Toplumsal cinsiyet rolleri sebebiyle, çalışma hayatında cinsiyet temelli ayrımcılık, sıklıkla karşılaşılan bir durumdur. Özellikle aile sorumlulukları ve güçsüz kabul edilmeleri sebebiyle kadınlar, cinsiyete dayalı ayrımcılığa daha çok maruz kalıyor olsalar da toplumda kadının yapacağı iş olarak kabul edilen bazı meslekler bakımından erkeklerin de cinsiyet ayrımcılığı ile karşı karşıya kaldıkları durumlar olabilmektedir. Bununla birlikte son zamanlarda kendinden söz ettirmeye başlayan cinsel yönelim sebebiyle ayrımcılık da çalışma hayatında cinsiyete dayalı ayrımcılığın unsurlarından biri haline gelmiştir.

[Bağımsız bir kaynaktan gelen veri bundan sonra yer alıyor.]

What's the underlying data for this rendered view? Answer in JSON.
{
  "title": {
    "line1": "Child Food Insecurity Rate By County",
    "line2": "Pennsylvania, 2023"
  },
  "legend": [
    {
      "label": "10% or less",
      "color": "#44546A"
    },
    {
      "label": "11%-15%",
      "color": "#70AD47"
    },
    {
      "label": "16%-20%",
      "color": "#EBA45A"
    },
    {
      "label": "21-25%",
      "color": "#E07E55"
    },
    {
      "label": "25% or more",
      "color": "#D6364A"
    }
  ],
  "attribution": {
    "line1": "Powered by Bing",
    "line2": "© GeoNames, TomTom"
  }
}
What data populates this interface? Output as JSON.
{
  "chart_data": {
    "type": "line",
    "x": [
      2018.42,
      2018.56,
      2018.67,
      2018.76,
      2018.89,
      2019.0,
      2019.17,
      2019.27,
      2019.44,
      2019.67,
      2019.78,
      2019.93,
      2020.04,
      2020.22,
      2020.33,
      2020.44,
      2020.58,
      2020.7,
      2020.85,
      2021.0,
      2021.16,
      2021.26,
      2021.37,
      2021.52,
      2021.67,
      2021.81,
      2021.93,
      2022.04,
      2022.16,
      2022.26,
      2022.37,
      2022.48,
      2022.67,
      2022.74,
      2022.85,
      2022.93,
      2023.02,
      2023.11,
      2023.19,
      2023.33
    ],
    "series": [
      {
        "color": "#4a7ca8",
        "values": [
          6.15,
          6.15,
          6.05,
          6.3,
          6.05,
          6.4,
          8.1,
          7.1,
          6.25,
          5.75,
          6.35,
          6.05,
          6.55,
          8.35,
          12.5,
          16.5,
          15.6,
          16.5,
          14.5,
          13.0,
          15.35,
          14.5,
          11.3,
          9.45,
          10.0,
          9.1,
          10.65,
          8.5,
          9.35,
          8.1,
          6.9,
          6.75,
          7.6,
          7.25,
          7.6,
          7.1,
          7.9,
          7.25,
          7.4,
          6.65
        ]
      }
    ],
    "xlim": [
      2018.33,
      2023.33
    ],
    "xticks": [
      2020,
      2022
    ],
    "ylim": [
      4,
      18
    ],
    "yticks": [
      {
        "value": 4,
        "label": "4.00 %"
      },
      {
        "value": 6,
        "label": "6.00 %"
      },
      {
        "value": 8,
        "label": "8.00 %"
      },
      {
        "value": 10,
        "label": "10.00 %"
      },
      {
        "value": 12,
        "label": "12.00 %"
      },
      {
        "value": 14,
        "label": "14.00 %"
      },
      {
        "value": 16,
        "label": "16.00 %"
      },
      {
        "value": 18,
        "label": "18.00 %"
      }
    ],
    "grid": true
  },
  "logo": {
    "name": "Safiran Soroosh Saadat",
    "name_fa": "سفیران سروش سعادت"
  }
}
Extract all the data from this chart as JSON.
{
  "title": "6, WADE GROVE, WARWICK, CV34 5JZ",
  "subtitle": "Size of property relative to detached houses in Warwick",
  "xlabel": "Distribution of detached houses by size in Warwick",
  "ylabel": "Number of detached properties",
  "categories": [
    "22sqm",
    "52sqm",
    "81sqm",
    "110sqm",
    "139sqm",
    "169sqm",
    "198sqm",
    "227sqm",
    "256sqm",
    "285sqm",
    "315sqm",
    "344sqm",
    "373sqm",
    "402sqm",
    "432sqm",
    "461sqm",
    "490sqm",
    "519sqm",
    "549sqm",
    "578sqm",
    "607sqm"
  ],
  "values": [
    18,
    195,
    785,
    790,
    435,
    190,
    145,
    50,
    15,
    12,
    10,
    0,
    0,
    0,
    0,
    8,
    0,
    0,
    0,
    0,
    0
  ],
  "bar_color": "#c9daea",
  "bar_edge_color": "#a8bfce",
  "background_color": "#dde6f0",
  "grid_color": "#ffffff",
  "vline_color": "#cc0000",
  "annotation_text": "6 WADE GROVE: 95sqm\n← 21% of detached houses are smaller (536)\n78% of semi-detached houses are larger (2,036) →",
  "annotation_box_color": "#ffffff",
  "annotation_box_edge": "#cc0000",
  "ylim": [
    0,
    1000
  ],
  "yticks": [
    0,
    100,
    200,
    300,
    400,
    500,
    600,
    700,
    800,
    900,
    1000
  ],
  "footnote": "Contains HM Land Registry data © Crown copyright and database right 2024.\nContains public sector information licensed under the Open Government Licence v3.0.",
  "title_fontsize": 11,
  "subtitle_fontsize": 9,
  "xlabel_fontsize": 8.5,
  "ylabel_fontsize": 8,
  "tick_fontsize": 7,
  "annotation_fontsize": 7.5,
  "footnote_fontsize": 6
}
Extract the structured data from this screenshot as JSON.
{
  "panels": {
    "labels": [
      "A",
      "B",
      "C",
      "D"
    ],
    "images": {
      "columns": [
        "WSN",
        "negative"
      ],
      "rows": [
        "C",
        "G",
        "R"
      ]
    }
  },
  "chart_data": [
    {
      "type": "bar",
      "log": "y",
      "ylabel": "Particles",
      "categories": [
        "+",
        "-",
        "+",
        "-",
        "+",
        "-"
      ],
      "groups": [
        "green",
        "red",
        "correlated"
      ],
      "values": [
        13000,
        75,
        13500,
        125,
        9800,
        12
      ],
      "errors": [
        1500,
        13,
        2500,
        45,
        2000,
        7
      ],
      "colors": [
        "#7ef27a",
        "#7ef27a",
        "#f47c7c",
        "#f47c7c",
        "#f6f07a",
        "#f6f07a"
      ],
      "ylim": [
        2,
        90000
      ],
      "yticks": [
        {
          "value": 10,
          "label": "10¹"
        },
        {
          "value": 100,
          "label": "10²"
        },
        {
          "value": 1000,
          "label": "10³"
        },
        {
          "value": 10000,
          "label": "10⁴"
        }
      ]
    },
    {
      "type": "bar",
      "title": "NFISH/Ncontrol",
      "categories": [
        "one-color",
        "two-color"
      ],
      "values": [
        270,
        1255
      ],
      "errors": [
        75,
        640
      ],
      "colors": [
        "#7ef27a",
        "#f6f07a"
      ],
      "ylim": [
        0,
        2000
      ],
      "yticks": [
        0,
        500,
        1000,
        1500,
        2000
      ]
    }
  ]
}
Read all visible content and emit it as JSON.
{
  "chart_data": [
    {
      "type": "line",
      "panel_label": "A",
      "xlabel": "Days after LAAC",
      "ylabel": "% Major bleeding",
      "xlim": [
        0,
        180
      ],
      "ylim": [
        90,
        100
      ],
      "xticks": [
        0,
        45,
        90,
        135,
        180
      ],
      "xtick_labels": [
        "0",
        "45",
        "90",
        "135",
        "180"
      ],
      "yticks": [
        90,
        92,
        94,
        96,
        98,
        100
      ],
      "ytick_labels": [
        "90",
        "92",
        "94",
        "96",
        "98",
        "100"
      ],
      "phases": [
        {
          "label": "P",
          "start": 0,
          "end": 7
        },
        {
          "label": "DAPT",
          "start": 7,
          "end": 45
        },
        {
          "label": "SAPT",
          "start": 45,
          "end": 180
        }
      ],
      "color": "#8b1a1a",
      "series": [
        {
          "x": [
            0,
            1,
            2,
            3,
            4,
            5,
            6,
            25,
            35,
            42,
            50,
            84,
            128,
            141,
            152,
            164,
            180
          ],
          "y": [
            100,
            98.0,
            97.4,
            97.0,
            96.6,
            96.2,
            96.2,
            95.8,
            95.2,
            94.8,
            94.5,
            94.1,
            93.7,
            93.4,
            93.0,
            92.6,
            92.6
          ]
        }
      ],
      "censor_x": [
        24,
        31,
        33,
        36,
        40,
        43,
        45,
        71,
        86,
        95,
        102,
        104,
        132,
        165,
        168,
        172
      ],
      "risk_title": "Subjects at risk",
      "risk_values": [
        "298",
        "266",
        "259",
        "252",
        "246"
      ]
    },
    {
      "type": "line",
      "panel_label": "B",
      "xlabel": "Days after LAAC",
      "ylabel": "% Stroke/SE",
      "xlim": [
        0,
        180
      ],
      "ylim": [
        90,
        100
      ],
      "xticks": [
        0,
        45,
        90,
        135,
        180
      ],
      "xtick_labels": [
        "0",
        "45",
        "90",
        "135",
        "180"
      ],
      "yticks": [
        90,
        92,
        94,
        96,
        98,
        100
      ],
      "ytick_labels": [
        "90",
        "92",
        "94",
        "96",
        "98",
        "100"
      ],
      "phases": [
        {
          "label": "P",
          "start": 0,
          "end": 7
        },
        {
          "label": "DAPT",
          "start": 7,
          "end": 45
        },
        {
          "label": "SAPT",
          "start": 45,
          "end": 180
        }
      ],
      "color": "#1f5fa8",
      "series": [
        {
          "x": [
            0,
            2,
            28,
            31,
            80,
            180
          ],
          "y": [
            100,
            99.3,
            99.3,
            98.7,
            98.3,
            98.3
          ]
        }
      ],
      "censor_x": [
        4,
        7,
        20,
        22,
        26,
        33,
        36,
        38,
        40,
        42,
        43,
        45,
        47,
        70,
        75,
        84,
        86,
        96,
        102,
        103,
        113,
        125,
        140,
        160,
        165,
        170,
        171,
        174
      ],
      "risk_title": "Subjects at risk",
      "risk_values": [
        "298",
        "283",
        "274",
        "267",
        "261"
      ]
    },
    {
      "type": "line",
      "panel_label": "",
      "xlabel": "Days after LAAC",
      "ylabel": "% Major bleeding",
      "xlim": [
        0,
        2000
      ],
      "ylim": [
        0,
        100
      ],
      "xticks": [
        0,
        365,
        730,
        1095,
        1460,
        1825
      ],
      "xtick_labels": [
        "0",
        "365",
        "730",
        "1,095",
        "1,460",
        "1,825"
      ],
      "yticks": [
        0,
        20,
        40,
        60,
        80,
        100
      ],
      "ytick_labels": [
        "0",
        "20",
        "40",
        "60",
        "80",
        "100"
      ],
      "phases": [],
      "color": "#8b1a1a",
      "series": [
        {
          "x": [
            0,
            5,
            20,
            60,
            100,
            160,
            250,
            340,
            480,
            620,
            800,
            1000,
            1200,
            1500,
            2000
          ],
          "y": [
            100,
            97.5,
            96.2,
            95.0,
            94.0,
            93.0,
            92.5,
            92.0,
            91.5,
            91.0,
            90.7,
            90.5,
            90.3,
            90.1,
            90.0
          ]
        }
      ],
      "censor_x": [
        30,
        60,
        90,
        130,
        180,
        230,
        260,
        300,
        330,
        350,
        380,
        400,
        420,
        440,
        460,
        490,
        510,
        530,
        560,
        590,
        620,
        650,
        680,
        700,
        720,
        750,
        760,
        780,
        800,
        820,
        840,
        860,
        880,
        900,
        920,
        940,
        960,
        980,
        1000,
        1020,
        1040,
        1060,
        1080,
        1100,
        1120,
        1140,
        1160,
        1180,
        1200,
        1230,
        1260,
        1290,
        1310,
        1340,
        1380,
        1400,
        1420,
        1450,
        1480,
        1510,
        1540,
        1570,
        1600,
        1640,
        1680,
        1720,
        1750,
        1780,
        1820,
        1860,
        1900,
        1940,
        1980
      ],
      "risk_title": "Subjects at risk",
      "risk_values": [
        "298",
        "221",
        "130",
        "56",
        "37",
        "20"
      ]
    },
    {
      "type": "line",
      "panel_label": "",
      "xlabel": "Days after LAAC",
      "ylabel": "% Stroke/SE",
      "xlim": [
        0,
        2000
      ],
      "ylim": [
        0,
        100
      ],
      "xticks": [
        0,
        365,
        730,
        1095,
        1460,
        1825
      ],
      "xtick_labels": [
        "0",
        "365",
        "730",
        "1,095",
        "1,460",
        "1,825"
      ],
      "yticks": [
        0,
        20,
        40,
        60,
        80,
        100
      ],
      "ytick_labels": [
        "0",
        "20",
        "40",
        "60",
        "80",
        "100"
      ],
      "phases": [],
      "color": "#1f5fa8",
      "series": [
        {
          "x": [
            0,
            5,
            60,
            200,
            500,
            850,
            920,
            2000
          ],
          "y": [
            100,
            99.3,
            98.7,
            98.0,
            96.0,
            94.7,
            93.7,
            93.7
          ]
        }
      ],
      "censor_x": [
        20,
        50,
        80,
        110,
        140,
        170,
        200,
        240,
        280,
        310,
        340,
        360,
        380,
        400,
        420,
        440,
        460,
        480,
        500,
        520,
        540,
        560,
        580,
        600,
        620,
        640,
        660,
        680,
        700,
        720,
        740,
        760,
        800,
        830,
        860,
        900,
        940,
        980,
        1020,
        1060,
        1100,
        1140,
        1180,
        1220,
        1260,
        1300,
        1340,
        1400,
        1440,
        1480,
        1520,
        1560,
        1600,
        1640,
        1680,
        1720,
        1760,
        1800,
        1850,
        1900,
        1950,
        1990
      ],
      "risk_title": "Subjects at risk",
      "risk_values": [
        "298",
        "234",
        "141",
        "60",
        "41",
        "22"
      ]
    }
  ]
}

Çalışma hakkı ve kendini geliştirme hakkı çerçevesinde bireylerin cinsiyete dayalı ayrımcılığa maruz kalmaları, aynı zamanda insan hakları ihlali niteliğindedir. Bu tür ayrımcı muameleleri engellemek üzere pek çok uluslararası düzenlemede konuya ilişkin hükümler yer almaktadır. Bu düzenlemeler tek başına cinsiyet ayrımcılığını engellemeye muktedir olamamakta, bu hükümlerin yargı kararlarıyla desteklenmesi ve toplumsal cinsiyet rollerinin yol açtığı kalıp yargıların önüne geçilmesi gerekmektedir. Çalışmamızda, ilgili uluslararası düzenlemeler ve yargı kararları ile birlikte, Türk iş hukukundaki düzenlemeler ve yargı kararları çerçevesinde inceleme yapılmıştır.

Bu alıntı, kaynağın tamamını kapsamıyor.